Tomorrow gets very heavy

I am not really a worrier but sometimes. . .

(Matthew 6:34 NCV) So don’t worry about tomorrow, because tomorrow will have its own worries. Each day has enough trouble of its own.

Man, tomorrow gets heavy, and frightening when we try to live it today, or as with me sometimes in the middle of the night. Sometimes I wake up in a sweat, filled with anxiety.

Do you have those times? Mine could be 5 am, could be 3 am. I am flooded with worry. Worried about one of my children. Worried about finances. Worried about my wife’s health. Pick one. Choose an area of life, and I feel I have been attacked in that area.

It seems that the enemy is pounding me; knee in the gut.

I need truth – fast!

Chuck Swindoll says “Pray about everything; worry about nothing.” Even better, God says the same thing.

(Philippians 4:6 MSG) Don’t fret or worry. Instead of worrying, pray.
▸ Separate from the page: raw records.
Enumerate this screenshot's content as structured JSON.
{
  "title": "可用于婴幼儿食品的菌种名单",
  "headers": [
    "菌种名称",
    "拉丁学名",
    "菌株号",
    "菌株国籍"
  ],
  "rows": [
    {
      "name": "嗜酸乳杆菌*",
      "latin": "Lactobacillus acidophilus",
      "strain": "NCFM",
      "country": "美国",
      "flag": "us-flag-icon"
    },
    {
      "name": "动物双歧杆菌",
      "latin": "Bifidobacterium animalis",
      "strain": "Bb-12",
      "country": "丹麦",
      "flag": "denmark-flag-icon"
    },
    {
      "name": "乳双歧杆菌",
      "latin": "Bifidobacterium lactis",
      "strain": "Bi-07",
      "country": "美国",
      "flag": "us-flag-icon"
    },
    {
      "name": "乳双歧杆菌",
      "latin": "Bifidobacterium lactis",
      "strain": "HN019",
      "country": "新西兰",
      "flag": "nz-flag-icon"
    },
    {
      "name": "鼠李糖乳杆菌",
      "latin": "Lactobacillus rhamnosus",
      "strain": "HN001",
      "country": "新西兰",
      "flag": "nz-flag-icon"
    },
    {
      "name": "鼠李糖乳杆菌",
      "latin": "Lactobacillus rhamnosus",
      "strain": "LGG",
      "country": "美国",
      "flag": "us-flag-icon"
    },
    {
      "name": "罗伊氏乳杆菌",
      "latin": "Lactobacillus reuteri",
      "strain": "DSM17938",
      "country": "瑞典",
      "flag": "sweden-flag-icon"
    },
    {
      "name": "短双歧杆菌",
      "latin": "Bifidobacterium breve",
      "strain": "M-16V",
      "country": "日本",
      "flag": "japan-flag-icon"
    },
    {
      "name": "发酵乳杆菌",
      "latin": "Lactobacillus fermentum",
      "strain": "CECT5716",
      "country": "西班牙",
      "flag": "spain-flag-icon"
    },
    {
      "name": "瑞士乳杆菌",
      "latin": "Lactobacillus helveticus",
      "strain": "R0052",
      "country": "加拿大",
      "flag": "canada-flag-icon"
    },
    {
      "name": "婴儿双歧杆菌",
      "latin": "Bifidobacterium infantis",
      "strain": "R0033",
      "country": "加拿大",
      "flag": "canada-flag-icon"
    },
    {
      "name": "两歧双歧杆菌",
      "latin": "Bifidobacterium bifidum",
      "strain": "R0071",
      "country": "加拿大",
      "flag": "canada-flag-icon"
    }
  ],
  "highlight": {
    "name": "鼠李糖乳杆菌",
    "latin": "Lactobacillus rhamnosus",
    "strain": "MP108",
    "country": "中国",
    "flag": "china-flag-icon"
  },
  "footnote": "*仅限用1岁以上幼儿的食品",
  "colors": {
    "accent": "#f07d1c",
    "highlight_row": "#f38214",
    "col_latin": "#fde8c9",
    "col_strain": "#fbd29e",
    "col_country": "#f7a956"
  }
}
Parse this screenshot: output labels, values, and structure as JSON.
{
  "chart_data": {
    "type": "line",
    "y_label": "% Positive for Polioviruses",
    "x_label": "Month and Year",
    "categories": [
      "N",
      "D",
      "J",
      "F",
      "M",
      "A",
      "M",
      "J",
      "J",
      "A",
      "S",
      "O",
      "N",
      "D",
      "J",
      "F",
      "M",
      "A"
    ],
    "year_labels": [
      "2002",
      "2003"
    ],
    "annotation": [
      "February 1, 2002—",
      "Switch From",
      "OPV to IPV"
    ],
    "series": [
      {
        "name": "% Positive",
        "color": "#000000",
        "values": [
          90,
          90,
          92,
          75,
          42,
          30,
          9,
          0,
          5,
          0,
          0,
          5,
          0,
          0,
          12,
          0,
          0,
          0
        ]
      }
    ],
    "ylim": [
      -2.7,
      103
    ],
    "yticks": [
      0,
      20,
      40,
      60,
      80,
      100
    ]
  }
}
Let petitions and praises shape your worries into prayers, letting God know your concerns.

I need that truth. It becomes my mantra in those spiritual firefights. Pray about everything; worry about nothing. Pray about everything; worry about nothing. Pray about everything; worry about nothing. And do I ever pray.
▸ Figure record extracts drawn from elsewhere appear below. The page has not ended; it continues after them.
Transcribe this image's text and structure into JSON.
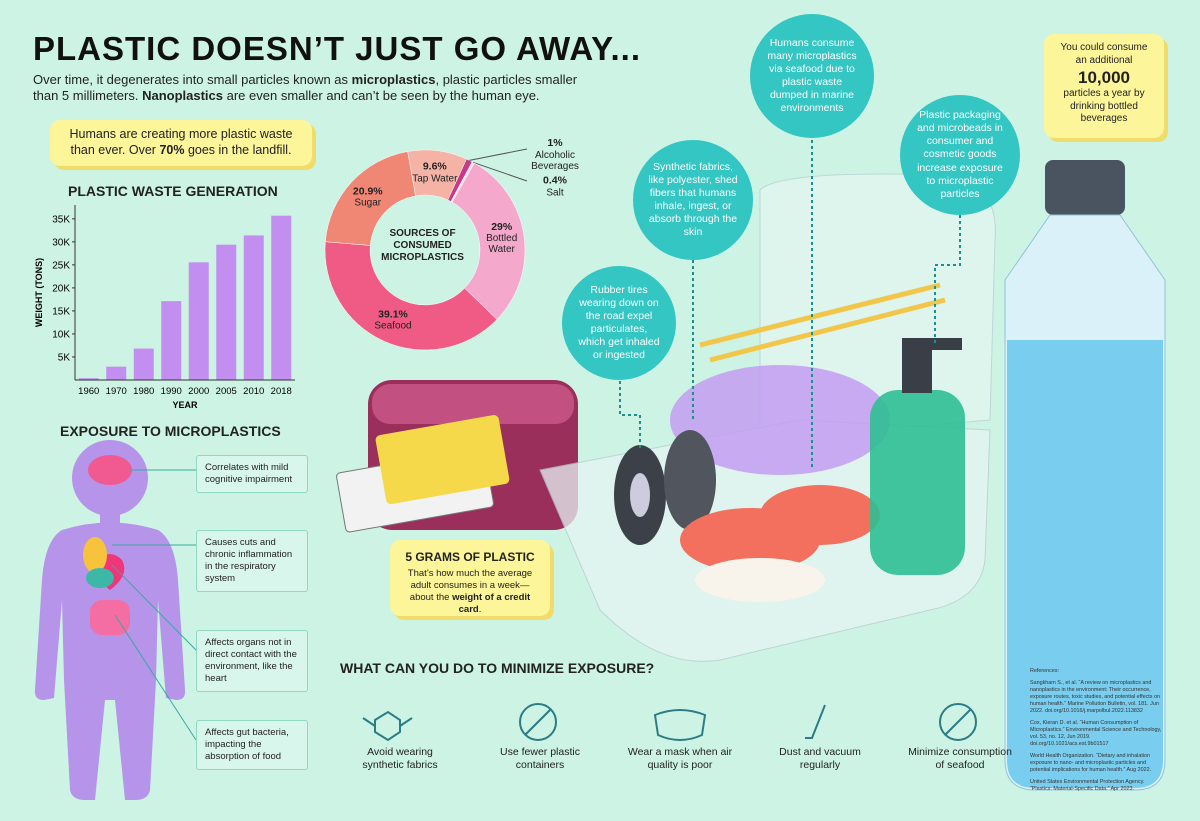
{
  "title": "PLASTIC DOESN’T JUST GO AWAY...",
  "intro": [
    "Over time, it degenerates into small particles known as ",
    "microplastics",
    ", plastic particles smaller than 5 millimeters. ",
    "Nanoplastics",
    " are even smaller and can’t be seen by the human eye."
  ],
  "landfill_note": [
    "Humans are creating more plastic waste than ever. Over ",
    "70%",
    " goes in the landfill."
  ],
  "chart_data": [
    {
      "type": "bar",
      "title": "PLASTIC WASTE GENERATION",
      "ylabel": "WEIGHT (TONS)",
      "xlabel": "YEAR",
      "categories": [
        "1960",
        "1970",
        "1980",
        "1990",
        "2000",
        "2005",
        "2010",
        "2018"
      ],
      "values": [
        390,
        2900,
        6830,
        17130,
        25550,
        29380,
        31400,
        35680
      ],
      "color": "#c28ff0",
      "ylim": [
        0,
        38000
      ],
      "yticks": [
        {
          "value": 5000,
          "label": "5K"
        },
        {
          "value": 10000,
          "label": "10K"
        },
        {
          "value": 15000,
          "label": "15K"
        },
        {
          "value": 20000,
          "label": "20K"
        },
        {
          "value": 25000,
          "label": "25K"
        },
        {
          "value": 30000,
          "label": "30K"
        },
        {
          "value": 35000,
          "label": "35K"
        }
      ]
    },
    {
      "type": "donut",
      "title": "SOURCES OF CONSUMED MICROPLASTICS",
      "categories": [
        "Tap Water",
        "Alcoholic Beverages",
        "Salt",
        "Bottled Water",
        "Seafood",
        "Sugar"
      ],
      "values": [
        9.6,
        1,
        0.4,
        29,
        39.1,
        20.9
      ],
      "value_labels": [
        "9.6%",
        "1%",
        "0.4%",
        "29%",
        "39.1%",
        "20.9%"
      ],
      "colors": [
        "#f5b3a6",
        "#c93a86",
        "#fbe3ee",
        "#f4a9cc",
        "#ef5b85",
        "#f08674"
      ]
    }
  ],
  "exposure": {
    "title": "EXPOSURE TO MICROPLASTICS",
    "effects": [
      "Correlates with mild cognitive impairment",
      "Causes cuts and chronic inflammation in the respiratory system",
      "Affects organs not in direct contact with the environment, like the heart",
      "Affects gut bacteria, impacting the absorption of food"
    ]
  },
  "bubbles": [
    "Rubber tires wearing down on the road expel particulates, which get inhaled or ingested",
    "Synthetic fabrics, like polyester, shed fibers that humans inhale, ingest, or absorb through the skin",
    "Humans consume many microplastics via seafood due to plastic waste dumped in marine environments",
    "Plastic packaging and microbeads in consumer and cosmetic goods increase exposure to microplastic particles"
  ],
  "bottle_note": [
    "You could consume an additional",
    "10,000",
    "particles a year by drinking bottled beverages"
  ],
  "credit_card_note": {
    "title": "5 GRAMS OF PLASTIC",
    "text": [
      "That’s how much the average adult consumes in a week—about the ",
      "weight of a credit card",
      "."
    ]
  },
  "minimize": {
    "title": "WHAT CAN YOU DO TO MINIMIZE EXPOSURE?",
    "actions": [
      "Avoid wearing synthetic fabrics",
      "Use fewer plastic containers",
      "Wear a mask when air quality is poor",
      "Dust and vacuum regularly",
      "Minimize consumption of seafood"
    ]
  },
  "references": {
    "title": "References:",
    "items": [
      "Sangkham S., et al. “A review on microplastics and nanoplastics in the environment: Their occurrence, exposure routes, toxic studies, and potential effects on human health.” Marine Pollution Bulletin, vol. 181. Jun 2022. doi.org/10.1016/j.marpolbul.2022.113832",
      "Cox, Kieran D. et al. “Human Consumption of Microplastics.” Environmental Science and Technology, vol. 53, no. 12, Jun 2019. doi.org/10.1021/acs.est.9b01517",
      "World Health Organization. “Dietary and inhalation exposure to nano- and microplastic particles and potential implications for human health.” Aug 2022.",
      "United States Environmental Protection Agency. “Plastics: Material-Specific Data.” Apr 2023."
    ]
  }
}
And I get specific. I pray that God will help me be supportive of my disabled son who gives his utility money to charities. I pray that my daughter will have strength to go on in spite of severe health problems. I pray that my life-partner of 35 years stays around for a long while yet.

“Instead of worrying, pray.” That’s what Paul wrote. True then and true now. I repeat this truth over and over. It’s like a lifeline, and I allow God to pull me closer and closer to: “Give us this day our daily bread” (Matthew 6:11 NKJV) .

It’s not just a nice idea, or a timely thing to say. It doesn’t need a “happy face” by it. It stands alone; it stands forever; it is the truth of God.

I need to learn that I can trust God for tomorrow by trusting him right now.

And I need to quit trying to carry tomorrow. I’m too old for this stuff.

Okay, I think I can go back to sleep now.